Git does, however, support signing commits and tags using a GPG key pair. Doing so verifies that the commit was created by the owner of that key: you. Furthermore, after sharing your public key with Github, your signed commits are marked as [verified] for everyone to see. At that point, any commit made by “you” which is unsigned should be considered untrusted.

Setup

Assuming you have a GPG key pair generated already (if not, see here), you can begin signing all of your commits with one Git setting change:

$ git config --global commit.gpgsign true

Each time you commit now, you’ll be prompted for your GPG password. To be prompted in the current terminal, as opposed to in a GUI popup, there’s one more setting you should change, this time for GPG directly.

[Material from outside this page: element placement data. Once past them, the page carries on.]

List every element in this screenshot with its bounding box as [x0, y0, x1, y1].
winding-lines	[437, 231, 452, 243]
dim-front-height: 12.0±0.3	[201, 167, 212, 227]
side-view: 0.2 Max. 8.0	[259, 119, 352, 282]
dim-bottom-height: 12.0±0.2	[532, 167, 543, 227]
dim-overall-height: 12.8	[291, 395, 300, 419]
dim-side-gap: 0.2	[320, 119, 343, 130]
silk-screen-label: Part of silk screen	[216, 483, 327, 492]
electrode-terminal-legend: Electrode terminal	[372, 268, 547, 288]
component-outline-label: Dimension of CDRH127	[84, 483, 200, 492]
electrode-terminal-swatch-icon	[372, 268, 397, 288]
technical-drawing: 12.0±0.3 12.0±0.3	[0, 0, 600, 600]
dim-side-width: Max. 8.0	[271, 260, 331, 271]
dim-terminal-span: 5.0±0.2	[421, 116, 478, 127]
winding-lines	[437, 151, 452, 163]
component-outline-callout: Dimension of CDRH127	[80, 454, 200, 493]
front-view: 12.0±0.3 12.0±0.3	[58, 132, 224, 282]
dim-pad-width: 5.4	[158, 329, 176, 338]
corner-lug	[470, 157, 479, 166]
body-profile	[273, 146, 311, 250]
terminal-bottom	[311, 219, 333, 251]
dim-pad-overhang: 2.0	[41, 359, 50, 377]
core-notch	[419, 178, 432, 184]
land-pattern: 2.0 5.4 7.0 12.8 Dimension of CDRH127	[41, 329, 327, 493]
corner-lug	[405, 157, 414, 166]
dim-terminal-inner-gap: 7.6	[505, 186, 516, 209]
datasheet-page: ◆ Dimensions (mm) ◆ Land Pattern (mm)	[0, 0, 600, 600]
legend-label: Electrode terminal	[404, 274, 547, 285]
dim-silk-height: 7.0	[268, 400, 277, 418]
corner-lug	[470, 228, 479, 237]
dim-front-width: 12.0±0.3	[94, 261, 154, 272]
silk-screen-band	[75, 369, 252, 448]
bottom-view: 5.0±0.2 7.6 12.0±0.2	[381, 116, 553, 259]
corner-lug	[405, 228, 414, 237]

In your ~/.bashrc (or similar), add the following:

# Always prompt for GPG password from terminal
export GPG_TTY=$(tty)

When you commit, you’ll be prompted with a TUI along the lines of:

┌────────────────────────────────────────────────────┐
│ Please enter the passphrase to unlock the secret   │
│ key for the OpenPGP certificate:                   │
│ "Jeaye <contact@pastespace.org>"                   │
│ 2048-bit RSA key, ID 6C61E510,                     │
│ created 2016-01-13.                                │
│                                                    │
│                                                    │
│ Passphrase *********************__________________ │
│                                                    │
│       <OK>                            <Cancel>     │
└────────────────────────────────────────────────────┘

If you’d like to manually specifiy which key is used when signing, you can do so with the following:

# Replace FFFFFFFF with your key id
git config --global user.signingkey FFFFFFFF

Note that this isn’t typically needed, as your default key will be chosen by git automatically.

Importance

Some people think it’s only important to sign tags to mark releases or specific points at which everything has been verified. Arguably, every single commit should be signed. You’re held responsible for every change you push to every repository; someone misrepresenting you can be done with a simple config change if you’re not habitually signing commits.

This is why I’ve provided the config to enable signing by default and I encourage any individual or team to do the same. For a more illustrative explanation of this, see here.